Data-Driven Monitoring and Deterrence in a Changing Environment, (with Jinwoo Kim and Konrad Mierendorff)
Abstract: We study a dynamic model in which a principal monitors agents based on historical data of infractions. This data informs when and at what intensity to monitor; the monitoring decision, in turn, selects the collected data, shaping the principal’s future learning. We analyze this feedback loop using a bandit model in which the underlying monitoring environment evolves according to a hidden Markov process. Because data collection is endogenous, how the principal uses this information is critical: surprisingly, a myopic approach renders historical data completely valueless. By endogenizing the agent’s incentives, we demonstrate that the principal’s purely informational motive to explore serves as an endogenous commitment device. This inherent drive to gather data compels persistent vigilance, strictly lowering the equilibrium infraction rate and restoring the power of deterrence.
Prestige Seeking in College Application and Major Choice (with Dong Woo Hahm, Jinwoo Kim, Se-jik Kim, and Olivier Tercieux)
Abstract: We develop a signaling model of prestige seeking in competitive college applications. A prestigious program attracts high-ability applicants, making its admissions more selective, which in turn further increases its prestige, and so on. This amplifying effect results in a program with a negligible quality advantage enjoying a significant prestige in equilibrium. Furthermore, applicants “sacrifice” their fits for programs in pursuit of prestige, which results in the misallocation of program fits.
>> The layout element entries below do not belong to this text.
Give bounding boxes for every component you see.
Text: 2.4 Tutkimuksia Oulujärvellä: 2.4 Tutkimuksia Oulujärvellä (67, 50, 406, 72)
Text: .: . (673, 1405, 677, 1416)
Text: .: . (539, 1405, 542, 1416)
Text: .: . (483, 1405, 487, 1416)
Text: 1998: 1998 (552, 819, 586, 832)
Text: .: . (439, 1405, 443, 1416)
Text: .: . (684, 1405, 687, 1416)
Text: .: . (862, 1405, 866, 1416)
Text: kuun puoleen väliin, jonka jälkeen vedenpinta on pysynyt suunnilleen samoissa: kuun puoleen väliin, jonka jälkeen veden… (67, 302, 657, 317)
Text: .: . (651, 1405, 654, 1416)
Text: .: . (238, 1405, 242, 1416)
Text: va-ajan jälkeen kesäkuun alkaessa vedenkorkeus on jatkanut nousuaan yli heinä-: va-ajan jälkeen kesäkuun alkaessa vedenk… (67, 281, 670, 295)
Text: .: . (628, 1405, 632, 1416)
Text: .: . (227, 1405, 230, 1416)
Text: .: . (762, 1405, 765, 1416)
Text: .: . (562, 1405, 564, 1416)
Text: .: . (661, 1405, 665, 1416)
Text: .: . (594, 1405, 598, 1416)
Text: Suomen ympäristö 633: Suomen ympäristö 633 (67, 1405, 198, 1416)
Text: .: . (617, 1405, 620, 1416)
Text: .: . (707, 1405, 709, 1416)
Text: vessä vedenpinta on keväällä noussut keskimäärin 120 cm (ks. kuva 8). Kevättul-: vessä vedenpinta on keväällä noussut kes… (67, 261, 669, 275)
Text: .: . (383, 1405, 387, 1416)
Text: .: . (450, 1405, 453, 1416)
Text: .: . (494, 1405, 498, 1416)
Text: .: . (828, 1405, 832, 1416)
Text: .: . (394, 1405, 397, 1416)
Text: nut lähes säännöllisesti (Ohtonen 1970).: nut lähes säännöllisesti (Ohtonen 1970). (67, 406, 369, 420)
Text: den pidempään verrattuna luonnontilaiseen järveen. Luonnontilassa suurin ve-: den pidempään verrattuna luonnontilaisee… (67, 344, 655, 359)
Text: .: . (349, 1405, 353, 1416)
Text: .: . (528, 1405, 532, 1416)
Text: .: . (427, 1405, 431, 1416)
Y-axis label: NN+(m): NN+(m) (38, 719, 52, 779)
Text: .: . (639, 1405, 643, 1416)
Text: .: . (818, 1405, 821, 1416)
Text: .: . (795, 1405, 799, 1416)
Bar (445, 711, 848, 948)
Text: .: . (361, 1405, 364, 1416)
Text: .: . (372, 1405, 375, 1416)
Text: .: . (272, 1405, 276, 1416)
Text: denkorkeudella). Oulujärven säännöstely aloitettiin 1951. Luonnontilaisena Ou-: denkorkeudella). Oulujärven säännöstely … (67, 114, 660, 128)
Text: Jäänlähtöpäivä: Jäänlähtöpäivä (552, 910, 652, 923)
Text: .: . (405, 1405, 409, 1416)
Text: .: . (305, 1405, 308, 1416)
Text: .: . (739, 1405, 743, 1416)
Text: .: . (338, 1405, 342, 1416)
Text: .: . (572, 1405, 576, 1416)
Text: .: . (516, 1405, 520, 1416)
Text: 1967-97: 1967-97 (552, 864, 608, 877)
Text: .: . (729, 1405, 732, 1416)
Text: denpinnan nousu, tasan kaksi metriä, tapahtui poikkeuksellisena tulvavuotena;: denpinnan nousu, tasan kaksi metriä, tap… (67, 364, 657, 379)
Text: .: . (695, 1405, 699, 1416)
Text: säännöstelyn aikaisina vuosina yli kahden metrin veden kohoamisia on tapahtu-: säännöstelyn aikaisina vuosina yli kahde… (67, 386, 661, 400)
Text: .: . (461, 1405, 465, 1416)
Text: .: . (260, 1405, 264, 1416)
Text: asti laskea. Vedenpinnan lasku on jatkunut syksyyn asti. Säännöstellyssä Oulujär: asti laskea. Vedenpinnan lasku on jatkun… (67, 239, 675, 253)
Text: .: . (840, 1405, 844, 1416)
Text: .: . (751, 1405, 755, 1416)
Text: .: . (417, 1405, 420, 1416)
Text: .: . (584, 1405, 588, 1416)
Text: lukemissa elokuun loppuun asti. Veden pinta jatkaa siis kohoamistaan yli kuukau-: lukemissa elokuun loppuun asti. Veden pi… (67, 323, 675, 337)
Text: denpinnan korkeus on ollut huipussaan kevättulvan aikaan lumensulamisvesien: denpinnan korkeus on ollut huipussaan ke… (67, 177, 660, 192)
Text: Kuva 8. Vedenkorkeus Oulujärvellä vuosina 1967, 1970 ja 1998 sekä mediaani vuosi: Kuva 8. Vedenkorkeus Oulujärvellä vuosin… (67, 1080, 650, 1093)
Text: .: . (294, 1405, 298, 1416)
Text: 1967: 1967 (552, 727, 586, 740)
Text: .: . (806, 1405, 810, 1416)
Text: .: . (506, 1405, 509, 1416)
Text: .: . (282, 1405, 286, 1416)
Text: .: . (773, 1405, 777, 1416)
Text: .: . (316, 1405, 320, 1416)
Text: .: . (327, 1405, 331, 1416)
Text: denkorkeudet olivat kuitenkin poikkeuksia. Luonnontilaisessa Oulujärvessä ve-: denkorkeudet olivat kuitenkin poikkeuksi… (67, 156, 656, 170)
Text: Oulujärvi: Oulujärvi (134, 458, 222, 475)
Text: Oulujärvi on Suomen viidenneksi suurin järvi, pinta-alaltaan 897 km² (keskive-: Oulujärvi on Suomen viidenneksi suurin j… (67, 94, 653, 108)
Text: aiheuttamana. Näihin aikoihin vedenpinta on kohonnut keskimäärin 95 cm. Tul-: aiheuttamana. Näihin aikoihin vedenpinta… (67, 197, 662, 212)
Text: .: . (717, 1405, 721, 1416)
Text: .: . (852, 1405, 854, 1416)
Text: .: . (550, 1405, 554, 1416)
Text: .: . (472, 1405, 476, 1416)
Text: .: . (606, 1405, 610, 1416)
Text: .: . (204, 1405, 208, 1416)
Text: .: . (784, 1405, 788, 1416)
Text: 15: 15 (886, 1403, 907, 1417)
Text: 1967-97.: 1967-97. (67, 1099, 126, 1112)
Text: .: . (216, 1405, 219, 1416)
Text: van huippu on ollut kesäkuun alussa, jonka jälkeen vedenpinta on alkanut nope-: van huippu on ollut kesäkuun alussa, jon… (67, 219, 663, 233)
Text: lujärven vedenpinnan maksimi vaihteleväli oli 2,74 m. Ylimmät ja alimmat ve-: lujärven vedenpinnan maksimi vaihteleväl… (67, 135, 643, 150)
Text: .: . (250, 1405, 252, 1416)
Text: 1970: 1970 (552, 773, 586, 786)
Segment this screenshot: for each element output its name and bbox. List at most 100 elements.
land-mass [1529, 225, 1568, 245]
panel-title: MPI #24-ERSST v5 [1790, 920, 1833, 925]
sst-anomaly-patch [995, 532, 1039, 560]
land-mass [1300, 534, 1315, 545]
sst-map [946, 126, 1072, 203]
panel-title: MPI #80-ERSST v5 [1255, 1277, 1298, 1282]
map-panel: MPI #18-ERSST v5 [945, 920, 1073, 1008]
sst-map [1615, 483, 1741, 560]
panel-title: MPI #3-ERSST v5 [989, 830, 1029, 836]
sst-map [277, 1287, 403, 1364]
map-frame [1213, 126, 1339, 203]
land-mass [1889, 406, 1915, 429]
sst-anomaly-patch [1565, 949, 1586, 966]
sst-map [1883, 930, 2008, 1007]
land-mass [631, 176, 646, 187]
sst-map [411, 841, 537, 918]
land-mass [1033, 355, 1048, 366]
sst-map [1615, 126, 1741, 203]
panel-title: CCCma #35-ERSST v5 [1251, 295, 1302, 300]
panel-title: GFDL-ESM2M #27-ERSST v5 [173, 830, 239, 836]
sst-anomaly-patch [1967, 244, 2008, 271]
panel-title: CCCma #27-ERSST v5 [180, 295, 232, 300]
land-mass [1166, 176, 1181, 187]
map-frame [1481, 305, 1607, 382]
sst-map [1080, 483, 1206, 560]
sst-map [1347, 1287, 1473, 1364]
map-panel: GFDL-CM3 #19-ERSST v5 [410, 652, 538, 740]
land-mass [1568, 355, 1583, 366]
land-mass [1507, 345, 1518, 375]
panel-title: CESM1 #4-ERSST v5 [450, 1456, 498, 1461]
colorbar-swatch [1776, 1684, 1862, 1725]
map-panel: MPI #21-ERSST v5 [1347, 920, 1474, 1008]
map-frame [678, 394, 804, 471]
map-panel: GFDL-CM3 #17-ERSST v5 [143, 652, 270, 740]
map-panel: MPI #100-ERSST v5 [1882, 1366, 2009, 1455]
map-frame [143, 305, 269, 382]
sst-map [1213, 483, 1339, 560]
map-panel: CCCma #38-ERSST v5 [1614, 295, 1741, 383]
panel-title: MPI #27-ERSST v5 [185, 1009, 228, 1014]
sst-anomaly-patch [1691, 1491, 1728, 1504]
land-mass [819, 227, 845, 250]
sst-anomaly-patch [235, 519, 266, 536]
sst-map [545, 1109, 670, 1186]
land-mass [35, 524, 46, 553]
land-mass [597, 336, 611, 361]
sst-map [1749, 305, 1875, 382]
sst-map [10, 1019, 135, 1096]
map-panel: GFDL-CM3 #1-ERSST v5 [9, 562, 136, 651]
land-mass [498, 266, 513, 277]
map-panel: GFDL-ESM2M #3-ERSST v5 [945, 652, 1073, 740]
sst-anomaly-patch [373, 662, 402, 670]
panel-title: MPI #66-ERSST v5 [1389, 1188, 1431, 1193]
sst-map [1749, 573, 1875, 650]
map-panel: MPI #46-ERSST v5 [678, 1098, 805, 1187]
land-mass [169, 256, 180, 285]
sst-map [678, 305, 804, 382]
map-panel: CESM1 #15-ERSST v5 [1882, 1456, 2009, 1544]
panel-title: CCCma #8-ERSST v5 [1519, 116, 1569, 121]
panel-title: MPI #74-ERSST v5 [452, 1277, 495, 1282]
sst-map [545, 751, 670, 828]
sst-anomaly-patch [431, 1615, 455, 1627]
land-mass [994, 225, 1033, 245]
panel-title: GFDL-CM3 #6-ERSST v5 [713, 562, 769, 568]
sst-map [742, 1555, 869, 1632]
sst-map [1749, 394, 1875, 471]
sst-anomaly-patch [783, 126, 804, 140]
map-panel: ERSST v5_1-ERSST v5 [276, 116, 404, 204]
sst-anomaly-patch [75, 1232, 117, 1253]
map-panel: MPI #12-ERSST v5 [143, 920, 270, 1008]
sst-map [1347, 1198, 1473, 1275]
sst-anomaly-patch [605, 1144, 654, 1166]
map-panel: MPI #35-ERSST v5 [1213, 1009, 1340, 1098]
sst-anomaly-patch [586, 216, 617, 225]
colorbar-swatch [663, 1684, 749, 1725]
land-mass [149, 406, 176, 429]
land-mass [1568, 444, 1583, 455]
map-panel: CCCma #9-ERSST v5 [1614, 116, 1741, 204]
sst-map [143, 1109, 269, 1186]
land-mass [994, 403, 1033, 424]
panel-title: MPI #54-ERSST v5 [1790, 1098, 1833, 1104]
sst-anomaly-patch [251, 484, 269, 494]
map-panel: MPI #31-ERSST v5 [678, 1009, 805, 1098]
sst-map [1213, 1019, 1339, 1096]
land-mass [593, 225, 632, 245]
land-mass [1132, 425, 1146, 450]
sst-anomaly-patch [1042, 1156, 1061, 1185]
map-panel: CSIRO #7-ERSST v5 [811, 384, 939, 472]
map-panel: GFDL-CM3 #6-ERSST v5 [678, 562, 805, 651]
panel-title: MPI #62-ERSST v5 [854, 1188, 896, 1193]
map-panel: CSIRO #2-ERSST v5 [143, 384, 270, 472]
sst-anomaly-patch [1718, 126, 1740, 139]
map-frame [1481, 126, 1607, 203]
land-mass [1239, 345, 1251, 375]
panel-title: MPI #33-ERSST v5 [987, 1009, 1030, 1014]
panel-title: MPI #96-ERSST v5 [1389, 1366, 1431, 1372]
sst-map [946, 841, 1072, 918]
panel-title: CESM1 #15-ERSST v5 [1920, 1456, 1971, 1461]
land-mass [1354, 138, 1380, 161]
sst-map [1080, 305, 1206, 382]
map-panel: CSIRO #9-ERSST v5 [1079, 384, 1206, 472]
Major choice data from Seoul National University provides evidence for our theoretical predictions when majors are assigned through competitive screening—a common feature of college admissions worldwide.
Monotone Comparative Statics without Lattices (with Jinwoo Kim and Fuhito Kojima):
Abstract: The theory of Monotone Comparative Statics (MCS) has traditionally required a lattice structure, excluding certain multi-dimensional environments like mixed-strategy games where this property fails. We show this structure is not essential. We introduce a weaker notion, pseudo lattice property, and preserve the theory’s core results by generalizing the MCS theorems for individual choice and Tarski’s fixed-point theorem. Our framework expands comparative statics to pseudo quasi-supermodular games. Crucially, it enables the first MCS analysis of mixed strategy Nash equilibria and (trembling-hand) perfect equilibria.Statistical Discrimination in Ratings-Guided Markets (with Kyungmin Kim and Weijie Zhong):
Abstract: We study statistical discrimination of individuals based on payoff-irrelevant social identities in markets where ratings/recommendations facilitate social learning among users. Despite the potential promise and guarantee for the ratings/recommendation algorithms to be fair and free of human bias and prejudice, we identify the possible vulnerability of ratings-based social learning to discriminatory inferences on social groups. In our model, users' equilibrium attention decisions may lead data to be sampled differentially across different groups so that differential inferences on individuals may emerge based on their group identities. We explore policy implications in terms of regulating trading relationships as well as algorithm design.